The parents of a severely brain-injured boy are to appeal a High Court order to allow a hospital to withhold invasive treatment and instead administer palliative care should his condition substantially deteriorate.

The president of the High Court, Ms Justice Mary Irvine, said she would delay making final orders provided the parents initiate, by next Wednesday, an application aimed at securing an appeal direct to the Supreme Court.

Earlier this week, the court ruled the hospital is entitled to withhold invasive treatment for the boy who was catastrophically injured in a car accident earlier this year and is in a vegetative state.

In her judgment on Wednesday, Ms Justice Irvine said the parents' love for their child may have blinded them to the reality of his condition.

She ruled parental rights derived from the Constitution did not preclude State intervention in the case.

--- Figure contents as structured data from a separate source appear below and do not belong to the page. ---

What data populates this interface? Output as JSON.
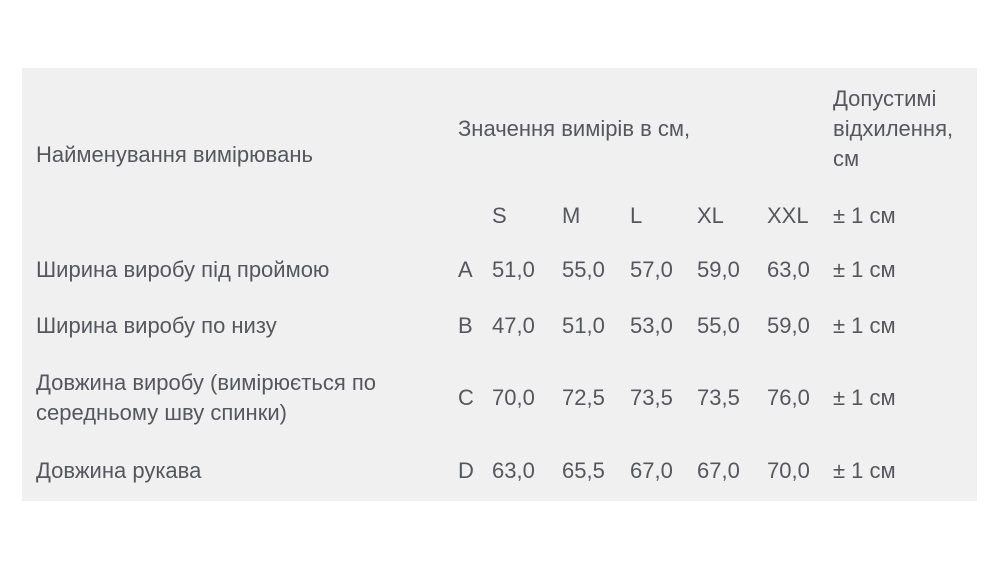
{
  "page": {
    "background": "#ffffff"
  },
  "panel": {
    "background": "#f0f0f1",
    "text_color": "#56575c"
  },
  "table": {
    "header": {
      "name_label": "Найменування вимірювань",
      "values_label": "Значення вимірів в см,",
      "tolerance_label": "Допустимі відхилення, см",
      "size_labels": [
        "S",
        "M",
        "L",
        "XL",
        "XXL"
      ],
      "tolerance_column_header": "± 1 см"
    },
    "rows": [
      {
        "name": "Ширина виробу під проймою",
        "letter": "A",
        "values": [
          "51,0",
          "55,0",
          "57,0",
          "59,0",
          "63,0"
        ],
        "tolerance": "± 1 см"
      },
      {
        "name": "Ширина виробу по низу",
        "letter": "B",
        "values": [
          "47,0",
          "51,0",
          "53,0",
          "55,0",
          "59,0"
        ],
        "tolerance": "± 1 см"
      },
      {
        "name": "Довжина виробу (вимірюється по середньому шву спинки)",
        "letter": "C",
        "values": [
          "70,0",
          "72,5",
          "73,5",
          "73,5",
          "76,0"
        ],
        "tolerance": "± 1 см"
      },
      {
        "name": "Довжина рукава",
        "letter": "D",
        "values": [
          "63,0",
          "65,5",
          "67,0",
          "67,0",
          "70,0"
        ],
        "tolerance": "± 1 см"
      }
    ]
  }
}
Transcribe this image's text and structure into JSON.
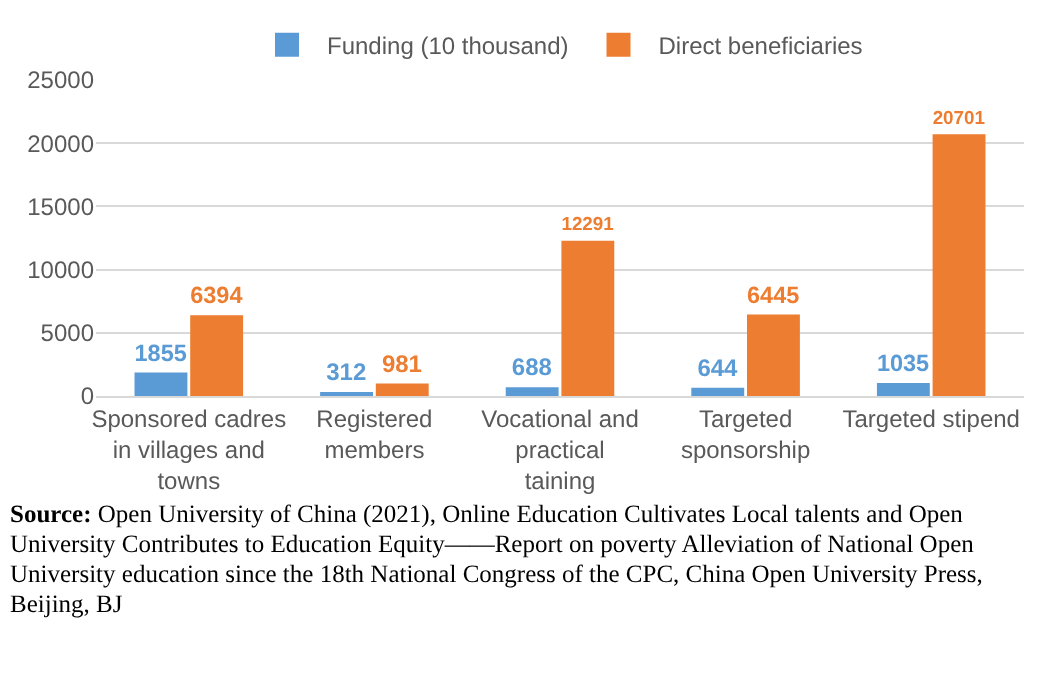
{
  "chart_data": {
    "type": "bar",
    "categories": [
      "Sponsored cadres in villages and towns",
      "Registered members",
      "Vocational and practical taining",
      "Targeted sponsorship",
      "Targeted stipend"
    ],
    "series": [
      {
        "name": "Funding (10 thousand)",
        "color": "#5b9bd5",
        "values": [
          1855,
          312,
          688,
          644,
          1035
        ]
      },
      {
        "name": "Direct beneficiaries",
        "color": "#ed7d31",
        "values": [
          6394,
          981,
          12291,
          6445,
          20701
        ]
      }
    ],
    "ylim": [
      0,
      25000
    ],
    "yticks": [
      0,
      5000,
      10000,
      15000,
      20000,
      25000
    ],
    "grid": "y",
    "legend": "top",
    "data_labels": true,
    "annotations": [
      "Source: Open University of China (2021), Online Education Cultivates Local talents and Open University Contributes to Education Equity——Report on poverty Alleviation of  National Open University education since the 18th National Congress of the CPC, China Open University Press, Beijing, BJ"
    ]
  }
}
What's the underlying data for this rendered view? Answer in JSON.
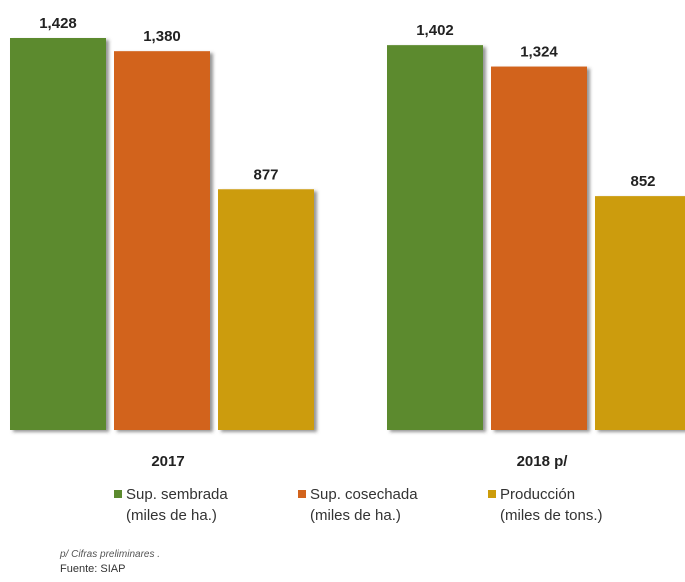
{
  "chart_data": {
    "type": "bar",
    "categories": [
      "2017",
      "2018 p/"
    ],
    "series": [
      {
        "name": "Sup. sembrada (miles de ha.)",
        "values": [
          1428,
          1402
        ],
        "color": "#5b8a2e",
        "legend_line1": "Sup. sembrada",
        "legend_line2": "(miles de ha.)"
      },
      {
        "name": "Sup. cosechada (miles de ha.)",
        "values": [
          1380,
          1324
        ],
        "color": "#d2631c",
        "legend_line1": "Sup. cosechada",
        "legend_line2": "(miles de ha.)"
      },
      {
        "name": "Producción (miles de tons.)",
        "values": [
          877,
          852
        ],
        "color": "#cc9c0a",
        "legend_line1": "Producción",
        "legend_line2": "(miles de tons.)"
      }
    ],
    "value_labels": [
      [
        "1,428",
        "1,402"
      ],
      [
        "1,380",
        "1,324"
      ],
      [
        "877",
        "852"
      ]
    ],
    "ylim": [
      0,
      1428
    ],
    "grid": false,
    "legend_position": "bottom"
  },
  "notes": {
    "preliminary": "p/ Cifras preliminares .",
    "source": "Fuente: SIAP"
  }
}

The 11-year-old boy, named only as "John", cannot be identified.

His parents had opposed the court orders and wanted him to receive all treatment to prolong his life regardless of the side effects.

However, the High Court ruled the boy could experience "unimaginable suffering" unless the hospital is allowed to manage his condition as doctors consider appropriate.

The judge praised the parents who had been a constant presence at their son's bedside since he was injured in a car accident.

The hospital had argued that invasive treatment would only damage him in the short to long term without improving his condition.

Judge Irvine said the orders sought by the hospital were in John's best interest and necessary to vindicate his rights.

She said the parents' love for their son has blinded them to the reality of his condition and may have contributed to their holding to the idea his pain is tolerable in the face of "a tsunami of evidence to the contrary".

She rejected arguments John's prognosis is unclear or uncertain and said there was as much certainty as there can be with any medical diagnosis that he will not recover in any significant way from his injuries.

The parents disagreed with the hospital's assessment concerning the pain being suffered by their son as a result of dystonia, which, unless fully controlled by medication, causes his muscles to contract uncontrollably.

They objected to John being medicated to treat pain caused by dystonia if there was a risk that would cause him respiratory distress and possibly die.